Thursday, 8 December 2011

Paramore Advertisement Analysis


This advert is half a page in Kerrang! Magazine. The advert is a very simple black and white photograph of to angle ornaments on a wall. The text is very simple, using thin white lettering and also a calligraphy type font this could represent purity and innocence, which is shown in the angels. After some research the back of the album cover has a photograph of a wall in the lead singers house, with lots of frames, and the angels that feature in the advert are shown in the booklet inside the digipak and were a gift from someone, and they mean a lot to her. 
The advert doesn’t contain the band or any instruments, which shows the fame of the band. The angle also could be said to juxtapose the name of the single, which is ‘ignorance’. I think that the advert is only half a page as there is not that much to advertise, as it is only a single, and also there isn’t that much going on in the image, which means half a page is substantial enough. 

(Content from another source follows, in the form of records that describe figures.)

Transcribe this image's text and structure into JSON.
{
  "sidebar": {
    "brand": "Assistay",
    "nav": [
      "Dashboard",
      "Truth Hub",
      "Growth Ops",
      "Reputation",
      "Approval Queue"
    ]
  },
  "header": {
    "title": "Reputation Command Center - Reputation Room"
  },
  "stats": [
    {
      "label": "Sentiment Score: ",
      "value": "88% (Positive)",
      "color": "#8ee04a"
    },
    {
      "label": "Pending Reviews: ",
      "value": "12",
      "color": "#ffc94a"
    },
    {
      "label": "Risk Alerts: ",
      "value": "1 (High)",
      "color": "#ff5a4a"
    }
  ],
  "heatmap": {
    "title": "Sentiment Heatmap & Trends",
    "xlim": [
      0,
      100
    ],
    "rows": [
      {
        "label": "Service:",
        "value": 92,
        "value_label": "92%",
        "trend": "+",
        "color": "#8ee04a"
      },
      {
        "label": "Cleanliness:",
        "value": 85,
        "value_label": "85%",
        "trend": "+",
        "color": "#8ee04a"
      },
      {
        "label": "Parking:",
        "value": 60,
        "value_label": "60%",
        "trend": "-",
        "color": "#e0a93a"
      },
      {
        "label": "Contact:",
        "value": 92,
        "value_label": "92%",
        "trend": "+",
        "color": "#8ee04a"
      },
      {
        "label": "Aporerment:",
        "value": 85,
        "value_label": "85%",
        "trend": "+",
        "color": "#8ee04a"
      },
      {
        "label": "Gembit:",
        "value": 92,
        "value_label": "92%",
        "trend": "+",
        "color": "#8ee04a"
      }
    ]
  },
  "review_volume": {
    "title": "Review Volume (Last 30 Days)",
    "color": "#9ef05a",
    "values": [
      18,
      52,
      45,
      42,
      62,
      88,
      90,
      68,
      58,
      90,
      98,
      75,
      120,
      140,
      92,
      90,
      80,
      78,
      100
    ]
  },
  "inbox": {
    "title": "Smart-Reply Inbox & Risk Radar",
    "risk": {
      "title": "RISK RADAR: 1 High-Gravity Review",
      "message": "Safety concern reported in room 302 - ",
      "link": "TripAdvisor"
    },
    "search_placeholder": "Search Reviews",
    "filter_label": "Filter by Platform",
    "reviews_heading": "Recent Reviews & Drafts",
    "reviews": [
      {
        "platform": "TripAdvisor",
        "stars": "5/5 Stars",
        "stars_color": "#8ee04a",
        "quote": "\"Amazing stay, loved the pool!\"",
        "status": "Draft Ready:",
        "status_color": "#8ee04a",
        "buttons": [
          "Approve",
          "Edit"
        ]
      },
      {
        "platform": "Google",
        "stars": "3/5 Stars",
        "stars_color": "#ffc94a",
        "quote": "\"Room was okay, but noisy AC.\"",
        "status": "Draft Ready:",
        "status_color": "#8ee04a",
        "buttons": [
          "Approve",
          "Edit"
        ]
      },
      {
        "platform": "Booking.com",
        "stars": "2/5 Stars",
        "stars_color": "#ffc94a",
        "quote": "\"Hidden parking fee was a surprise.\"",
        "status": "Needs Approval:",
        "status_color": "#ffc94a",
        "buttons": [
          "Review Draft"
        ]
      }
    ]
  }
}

The image is taken using natural light, which means there are no shadows, which continues to connote the innocence of the photograph. Included on the advert is the bands website, and a brief description of what you can find there, which is another way of getting more fans. As a whole the advert looks more like an advert for an emotional genre, although the band does slow and meaningful songs the overall genre is pop rock, and the advert doesn’t really convey this.
 The angels are very redundant and they are shown in the way that people would normally portray or expect angels to look; the entropic part is that they are sat in a wall, and they wouldn’t usually be there. The audience for this band and genre would be teenagers of both genders.